The idea is simple. If you send the same large instruction or context repeatedly, some systems can reuse that stable portion instead of processing it from scratch every time. This can reduce cost and latency.

For example, imagine you are processing 10,000 records. Each record uses the same long instruction, and only some minor specific input changes.

Without caching, you may be paying again and again for the same instruction. With caching, the repeated part will become very cheap after the first call. In today terms, it’s easy to find models that can reduce input token cost by 70% to almost 90%.

Prompt cache usually works best when the reusable part is stable.

That means:

Separate general instructions from per-record input and put those stable instructions in a fixed block.
Do not randomly edit the cached prompt.
Monitor cache creation and cache read tokens when the provider exposes them.

Most models will allow a max 5 minute interval between calls to sustain cache recovering and at higher prices it may reach 1 hour.

I know this is not something most casual users need every day. But for anyone using AI in scripts, terminals, IDEs, or production pipelines, it can matter a lot in the long run while tackling repetitive work.

Sometimes the difference between “AI is too expensive” and “AI is viable” is not the model. It is prompt structure.

As I take my leave and hope to have highlighted a new facet of AI for you: a practical checklist for better chats

Before asking:

Define the task.
Say what source of truth matters and what to ignore.
Say the desired output format.
Say whether the assistant should be concise or exploratory.

2. During the chat:

Do not mix unrelated tasks.
Correct the assistant explicitly.
Summarize long work before continuing.
Do not interrupt reasoning unless the direction is clearly wrong.

2.A) After the chat gets long (and it will):

Ask for a compact project summary.
Start a new chat with that summary.
Attach only the files that still matter.
Remove obsolete instructions.

3. For API, IDE, and terminal use:

Avoid loading unnecessary tools and be careful with MCP servers.
Keep it light on those Markdown files.
Keep stable system prompts separate and use prompt caching when available.
Log token usage.
Measure cost before scaling.

The inferface is simple. The system is not.

The uncomfortable part is that none of this is obvious from the interface.

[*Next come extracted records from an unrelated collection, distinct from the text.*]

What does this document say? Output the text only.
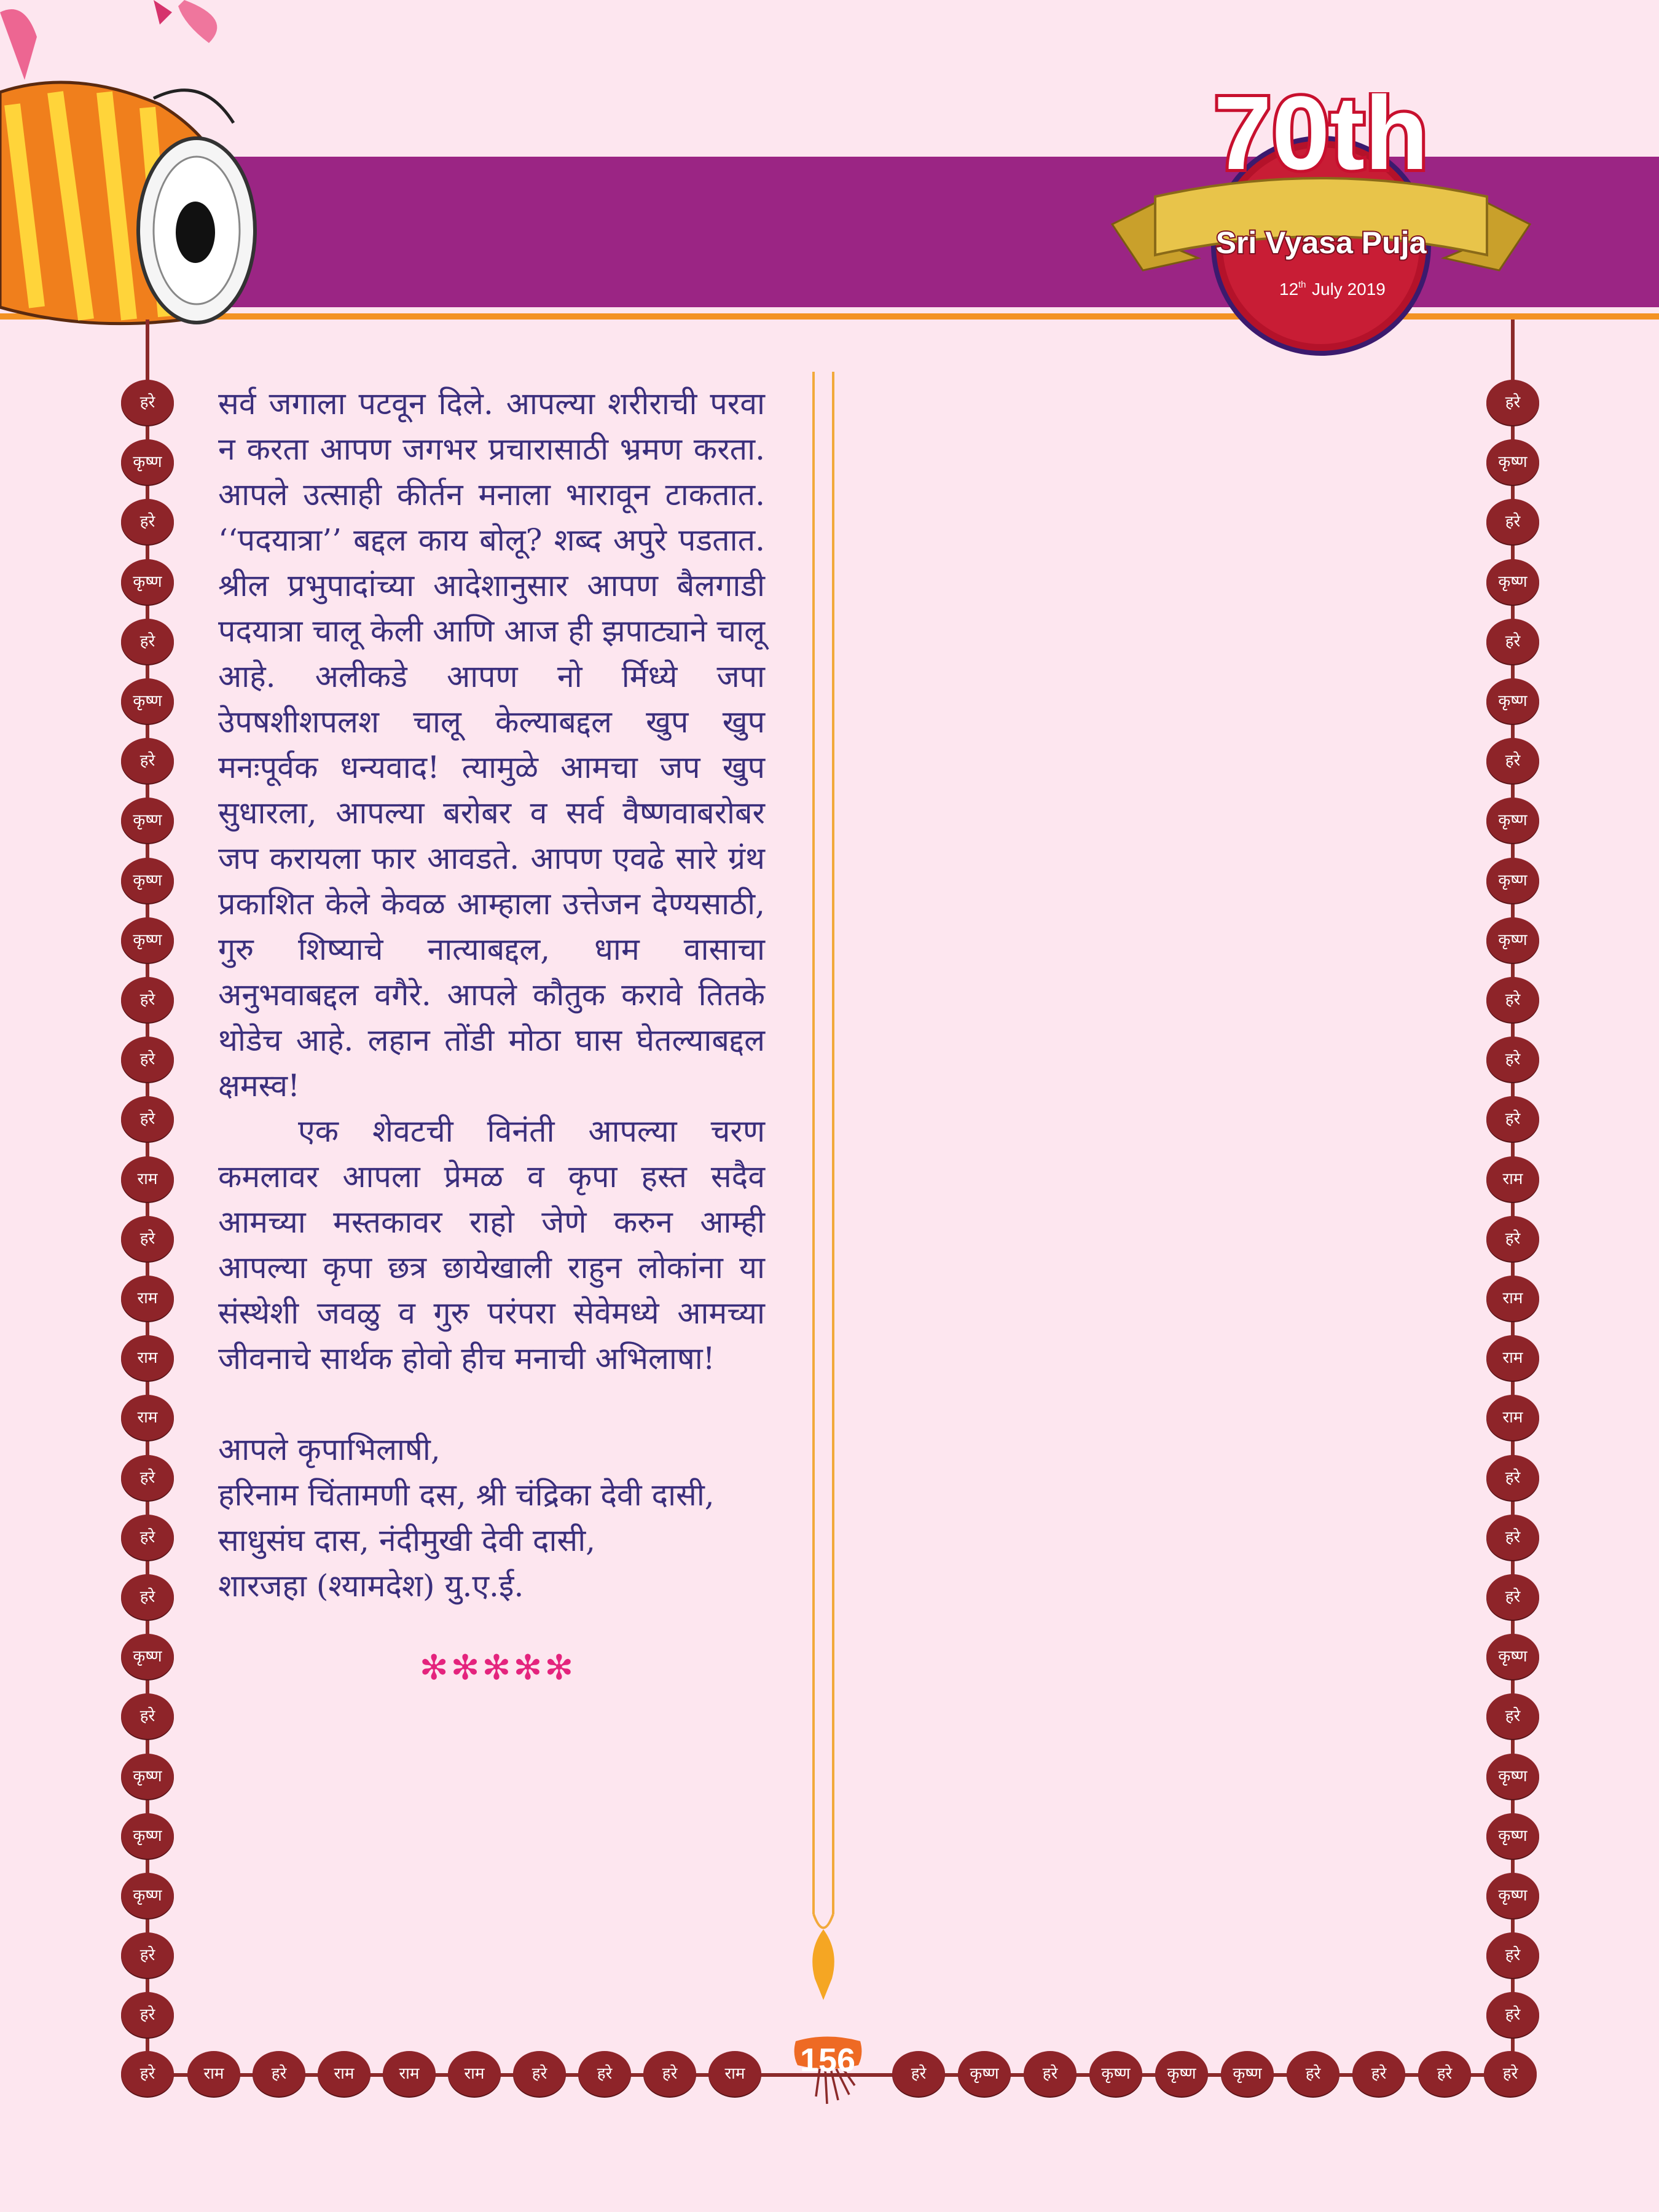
70th
Sri Vyasa Puja
12 th July 2019
हरे
कृष्ण
हरे
कृष्ण
हरे
कृष्ण
हरे
कृष्ण
कृष्ण
कृष्ण
हरे
हरे
हरे
राम
हरे
राम
राम
राम
हरे
हरे
हरे
कृष्ण
हरे
कृष्ण
कृष्ण
कृष्ण
हरे
हरे
हरे
कृष्ण
हरे
कृष्ण
हरे
कृष्ण
हरे
कृष्ण
कृष्ण
कृष्ण
हरे
हरे
हरे
राम
हरे
राम
राम
राम
हरे
हरे
हरे
कृष्ण
हरे
कृष्ण
कृष्ण
कृष्ण
हरे
हरे
हरे	राम	हरे	राम	राम	राम	हरे	हरे	हरे	राम	हरे	कृष्ण	हरे	कृष्ण	कृष्ण	कृष्ण	हरे	हरे	हरे	हरे

सर्व जगाला पटवून दिले. आपल्या शरीराची परवा न करता आपण जगभर प्रचारासाठी भ्रमण करता. आपले उत्साही कीर्तन मनाला भारावून टाकतात. ‘‘पदयात्रा’’ बद्दल काय बोलू? शब्द अपुरे पडतात. श्रील प्रभुपादांच्या आदेशानुसार आपण बैलगाडी पदयात्रा चालू केली आणि आज ही झपाट्याने चालू आहे. अलीकडे आपण नो र्मिध्ये जपा उेपषशीशपलश चालू केल्याबद्दल खुप खुप मनःपूर्वक धन्यवाद! त्यामुळे आमचा जप खुप सुधारला, आपल्या बरोबर व सर्व वैष्णवाबरोबर जप करायला फार आवडते. आपण एवढे सारे ग्रंथ प्रकाशित केले केवळ आम्हाला उत्तेजन देण्यसाठी, गुरु शिष्याचे नात्याबद्दल, धाम वासाचा अनुभवाबद्दल वगैरे. आपले कौतुक करावे तितके थोडेच आहे. लहान तोंडी मोठा घास घेतल्याबद्दल क्षमस्व!

एक शेवटची विनंती आपल्या चरण कमलावर आपला प्रेमळ व कृपा हस्त सदैव आमच्या मस्तकावर राहो जेणे करुन आम्ही आपल्या कृपा छत्र छायेखाली राहुन लोकांना या संस्थेशी जवळु व गुरु परंपरा सेवेमध्ये आमच्या जीवनाचे सार्थक होवो हीच मनाची अभिलाषा!

आपले कृपाभिलाषी,
हरिनाम चिंतामणी दस, श्री चंद्रिका देवी दासी,
साधुसंघ दास, नंदीमुखी देवी दासी,
शारजहा (श्यामदेश) यु.ए.ई.
✻✻✻✻✻
156
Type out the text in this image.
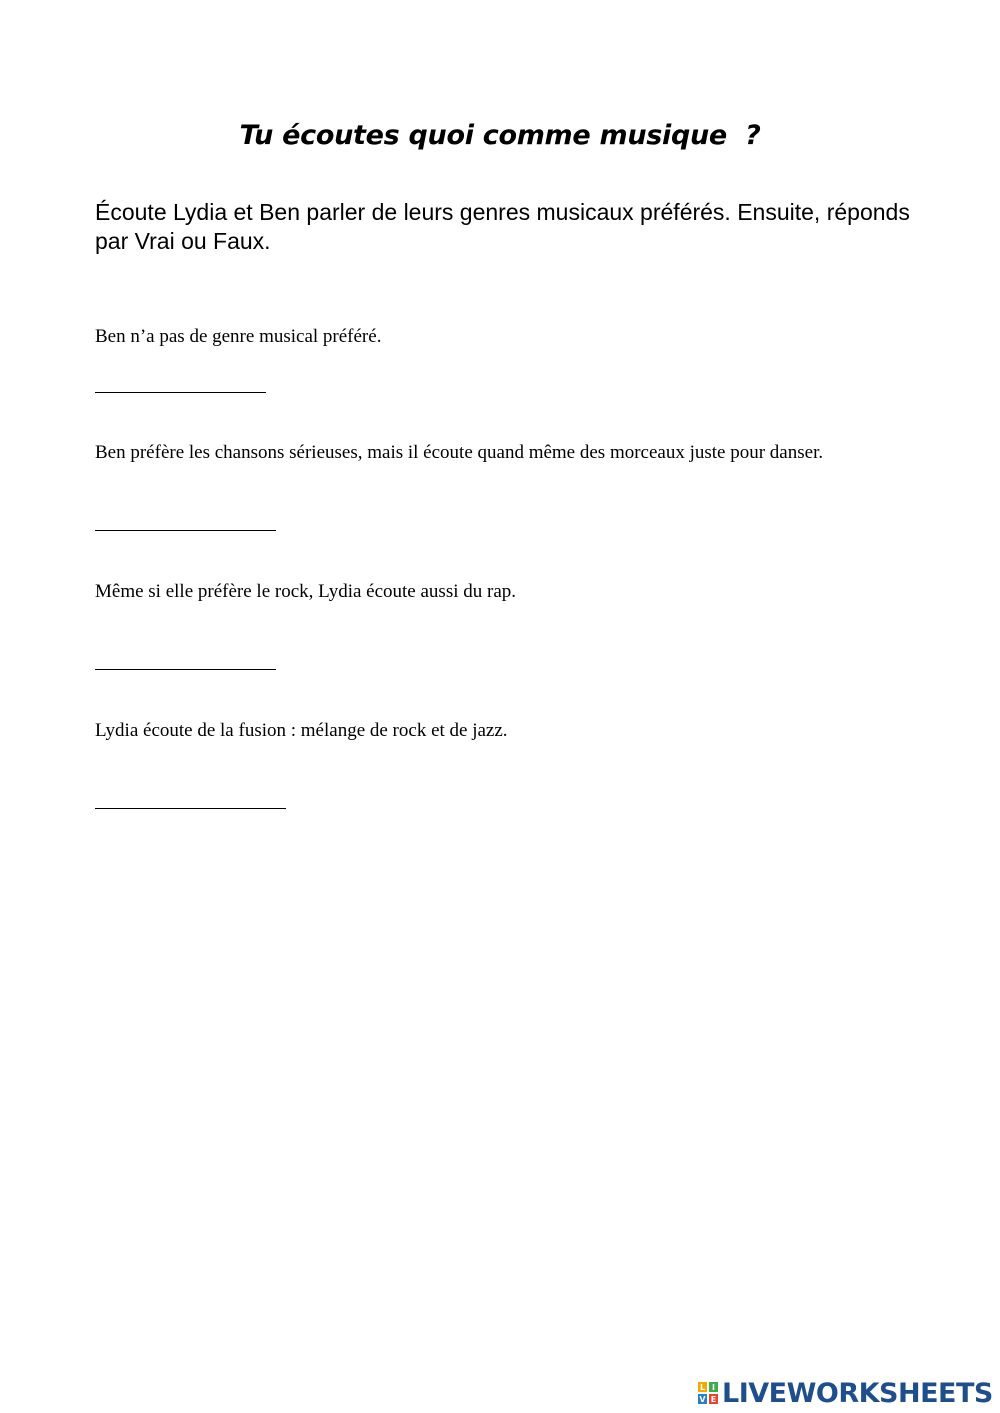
Tu écoutes quoi comme musique  ?
Écoute Lydia et Ben parler de leurs genres musicaux préférés. Ensuite, réponds par Vrai ou Faux.
Ben n’a pas de genre musical préféré.
Ben préfère les chansons sérieuses, mais il écoute quand même des morceaux juste pour danser.
Même si elle préfère le rock, Lydia écoute aussi du rap.
Lydia écoute de la fusion : mélange de rock et de jazz.
L I
V E LIVEWORKSHEETS
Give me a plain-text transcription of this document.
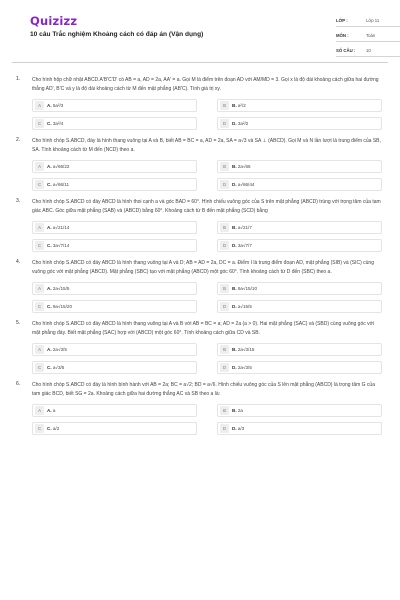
Quizizz
10 câu Trắc nghiệm Khoảng cách có đáp án (Vận dụng)
LỚP :	Lớp 11
MÔN :	Toán
SỐ CÂU :	10
1. Cho hình hộp chữ nhật ABCD.A'B'C'D' có AB = a, AD = 2a, AA' = a. Gọi M là điểm trên đoạn AD với AM/MD = 3. Gọi x là độ dài khoảng cách giữa hai đường thẳng AD', B'C và y là độ dài khoảng cách từ M đến mặt phẳng (AB'C). Tính giá trị xy.
A	A. 5a²/3	B	B. a²/2
C	C. 3a²/4	D	D. 3a²/2
2. Cho hình chóp S.ABCD, đáy là hình thang vuông tại A và B, biết AB = BC = a, AD = 2a, SA = a√3 và SA ⊥ (ABCD). Gọi M và N lần lượt là trung điểm của SB, SA. Tính khoảng cách từ M đến (NCD) theo a.
A	A. a√66/22	B	B. 2a√66
C	C. a√66/11	D	D. a√66/44
3. Cho hình chóp S.ABCD có đáy ABCD là hình thoi cạnh a và góc BAD = 60°. Hình chiếu vuông góc của S trên mặt phẳng (ABCD) trùng với trọng tâm của tam giác ABC. Góc giữa mặt phẳng (SAB) và (ABCD) bằng 60°. Khoảng cách từ B đến mặt phẳng (SCD) bằng
A	A. a√21/14	B	B. a√21/7
C	C. 3a√7/14	D	D. 3a√7/7
4. Cho hình chóp S.ABCD có đáy ABCD là hình thang vuông tại A và D; AB = AD = 2a, DC = a. Điểm I là trung điểm đoạn AD, mặt phẳng (SIB) và (SIC) cùng vuông góc với mặt phẳng (ABCD). Mặt phẳng (SBC) tạo với mặt phẳng (ABCD) một góc 60°. Tính khoảng cách từ D đến (SBC) theo a.
A	A. 2a√15/5	B	B. 9a√15/10
C	C. 9a√15/20	D	D. a√15/5
5. Cho hình chóp S.ABCD có đáy ABCD là hình thang vuông tại A và B với AB = BC = a; AD = 2a (a > 0). Hai mặt phẳng (SAC) và (SBD) cùng vuông góc với mặt phẳng đáy. Biết mặt phẳng (SAC) hợp với (ABCD) một góc 60°. Tính khoảng cách giữa CD và SB.
A	A. 2a√3/5	B	B. 2a√3/15
C	C. a√3/5	D	D. 2a√3/5
6. Cho hình chóp S.ABCD có đáy là hình bình hành với AB = 2a; BC = a√2; BD = a√6. Hình chiếu vuông góc của S lên mặt phẳng (ABCD) là trọng tâm G của tam giác BCD, biết SG = 2a. Khoảng cách giữa hai đường thẳng AC và SB theo a là:
A	A. a	B	B. 2a
C	C. a/2	D	D. a/3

The products are designed to feel effortless. That is part of their appeal. But the same simplicity also hides the mechanics that determine quality, latency, and cost.

The industry is very good at showing the wonder. It is less good at explaining the meter.

A chat assistant is not just a box where intelligence happens. It is a working context. The assistant does not magically solves tasks or degrade.

You simply guide it towards efficient or not so efficient paths. Once you understand that, the tool changes.